Last week I wrote that Eurodollar spreads were indicating only one hike a year, a glacial pace.  For example the spread between the September 2016 contract and September 2017 contract had settled on Tuesday June 21, at 23.5.  Yesterday, June 28, this spread closed at just 14 bps.  The surprise Brexit vote took Fed tightening out of the equation.  Where this is most apparent is in the Fed Funds curve.  Prior to the Brexit vote, all FF calendar spreads were positive, that is, each successive contract traded at a lower price or higher yield than the one before it.  However, after the vote, near calendar spreads inverted.  For example, the July 2016 contract settled at 99.625 (or 37.5 bps) and the October 2016 contract settled at 99.660 (or 34 bps).  Typically, inverted spreads are indicative of the possibility of EASE rather than tightening.  In this case, I would NOT say the market expects an ease, rather, it appears mostly an unwind of hedges related to previous tightening fears. 

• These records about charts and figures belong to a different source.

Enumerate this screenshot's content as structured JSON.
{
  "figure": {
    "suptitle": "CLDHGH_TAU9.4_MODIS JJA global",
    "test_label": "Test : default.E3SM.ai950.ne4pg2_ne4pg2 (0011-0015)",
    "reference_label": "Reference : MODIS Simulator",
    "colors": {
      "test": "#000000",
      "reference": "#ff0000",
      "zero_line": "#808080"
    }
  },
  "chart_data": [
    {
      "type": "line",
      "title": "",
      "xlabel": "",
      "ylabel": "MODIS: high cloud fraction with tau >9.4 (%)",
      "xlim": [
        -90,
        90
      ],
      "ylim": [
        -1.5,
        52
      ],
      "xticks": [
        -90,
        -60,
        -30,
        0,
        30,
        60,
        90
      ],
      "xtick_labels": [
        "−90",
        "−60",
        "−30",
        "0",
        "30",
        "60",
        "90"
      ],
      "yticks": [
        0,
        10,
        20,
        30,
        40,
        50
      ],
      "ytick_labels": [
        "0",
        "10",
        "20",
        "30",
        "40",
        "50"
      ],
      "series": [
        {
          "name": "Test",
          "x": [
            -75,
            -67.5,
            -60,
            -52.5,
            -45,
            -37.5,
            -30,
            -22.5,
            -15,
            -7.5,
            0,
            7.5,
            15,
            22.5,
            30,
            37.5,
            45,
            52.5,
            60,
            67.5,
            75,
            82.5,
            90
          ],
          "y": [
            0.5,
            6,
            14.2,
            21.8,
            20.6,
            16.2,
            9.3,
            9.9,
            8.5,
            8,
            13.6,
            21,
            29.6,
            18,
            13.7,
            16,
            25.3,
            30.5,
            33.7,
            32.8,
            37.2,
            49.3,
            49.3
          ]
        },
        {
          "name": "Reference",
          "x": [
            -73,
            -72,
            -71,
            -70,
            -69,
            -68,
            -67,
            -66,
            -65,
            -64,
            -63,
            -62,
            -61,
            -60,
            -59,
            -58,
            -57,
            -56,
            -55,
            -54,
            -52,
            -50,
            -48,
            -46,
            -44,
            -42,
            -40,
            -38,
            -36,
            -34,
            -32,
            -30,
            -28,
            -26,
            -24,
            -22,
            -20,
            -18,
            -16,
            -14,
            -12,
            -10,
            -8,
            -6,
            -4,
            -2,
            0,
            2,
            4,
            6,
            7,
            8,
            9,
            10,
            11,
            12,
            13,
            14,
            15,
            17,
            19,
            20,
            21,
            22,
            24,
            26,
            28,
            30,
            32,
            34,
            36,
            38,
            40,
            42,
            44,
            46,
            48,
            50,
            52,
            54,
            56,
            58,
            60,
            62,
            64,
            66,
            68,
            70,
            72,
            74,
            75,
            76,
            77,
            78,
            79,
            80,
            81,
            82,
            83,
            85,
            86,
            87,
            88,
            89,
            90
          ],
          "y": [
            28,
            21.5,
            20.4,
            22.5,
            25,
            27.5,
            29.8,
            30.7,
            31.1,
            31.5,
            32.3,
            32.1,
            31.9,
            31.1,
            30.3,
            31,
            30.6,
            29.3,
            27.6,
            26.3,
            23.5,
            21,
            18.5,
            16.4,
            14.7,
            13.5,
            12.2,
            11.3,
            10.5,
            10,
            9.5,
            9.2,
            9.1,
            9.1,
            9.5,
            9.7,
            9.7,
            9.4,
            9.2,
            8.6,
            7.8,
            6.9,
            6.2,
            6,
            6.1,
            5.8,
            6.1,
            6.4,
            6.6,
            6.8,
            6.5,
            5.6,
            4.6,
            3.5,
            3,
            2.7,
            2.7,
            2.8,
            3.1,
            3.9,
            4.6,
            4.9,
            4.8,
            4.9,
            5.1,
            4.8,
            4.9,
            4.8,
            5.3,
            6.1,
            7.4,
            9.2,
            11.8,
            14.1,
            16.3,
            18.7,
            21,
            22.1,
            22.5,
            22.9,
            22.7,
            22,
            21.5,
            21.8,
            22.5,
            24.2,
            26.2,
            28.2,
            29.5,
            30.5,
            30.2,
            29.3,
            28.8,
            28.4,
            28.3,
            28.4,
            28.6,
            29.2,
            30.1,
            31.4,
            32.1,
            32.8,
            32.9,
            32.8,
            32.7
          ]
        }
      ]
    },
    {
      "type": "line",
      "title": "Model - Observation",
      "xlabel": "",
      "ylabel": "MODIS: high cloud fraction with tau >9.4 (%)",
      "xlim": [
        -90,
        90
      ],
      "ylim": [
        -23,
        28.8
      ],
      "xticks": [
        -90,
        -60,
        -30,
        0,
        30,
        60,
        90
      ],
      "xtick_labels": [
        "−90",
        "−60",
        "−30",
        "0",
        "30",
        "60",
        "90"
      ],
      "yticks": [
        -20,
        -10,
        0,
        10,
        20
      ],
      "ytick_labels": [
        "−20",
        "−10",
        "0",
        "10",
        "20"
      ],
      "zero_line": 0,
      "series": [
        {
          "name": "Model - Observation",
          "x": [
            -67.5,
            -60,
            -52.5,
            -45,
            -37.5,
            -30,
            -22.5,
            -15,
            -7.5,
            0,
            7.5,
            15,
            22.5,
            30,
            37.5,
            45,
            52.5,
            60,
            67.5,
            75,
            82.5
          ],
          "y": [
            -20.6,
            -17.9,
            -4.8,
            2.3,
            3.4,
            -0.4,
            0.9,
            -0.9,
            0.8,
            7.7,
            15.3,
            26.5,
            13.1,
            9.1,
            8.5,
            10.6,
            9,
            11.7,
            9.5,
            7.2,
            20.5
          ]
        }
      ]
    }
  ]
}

Having said that, there are clearly trades being entered now that might be called hedges against additional surprises that have the potential to buffet the global economic architecture.  For example, there has been steady accumulation of ten year treasury calls, and in Eurodollars there has been substantial buying in the 100 calls.  In Eurodollars, the 100 call represents an interest rate of zero.  These calls cannot finish in the money unless there are negative interest rates, once unthinkable.  However, euribor is currently negative, as is, of course, euroswiss.  (3 month interest rates associated with EUR and CHF). 

As an example, this week there has been a buyer of EDZ17 100 calls.  These calls settled Tuesday at 2.75 bps, and have over 80000 in open interest.  They are out of the money by 82 bps, as EDZ17 settled at 99.18.  It would seem impossible for the US to move to negative rates, but the sellers of these calls have to wait 538 days to collect the $68.75 that the premium represents on one contract ($25 x 2.75).  Over that period they must also post margin.  In a way, this little example shows that the Eurodollar option market is truly a wholesale professional market, which trades in large size at relatively low cost.  It does though, sometimes give signals about where the market has “fears”.  The compression of near Eurodollar calendars, along with the inversion of some FF calendar spreads, along with buying of zero rate calls all point to a market conclusion that Brexit could have far greater ramifications than simply reduced trade flows to the UK.  As has been covered by other analysts, it could call into question the very existence of the EU.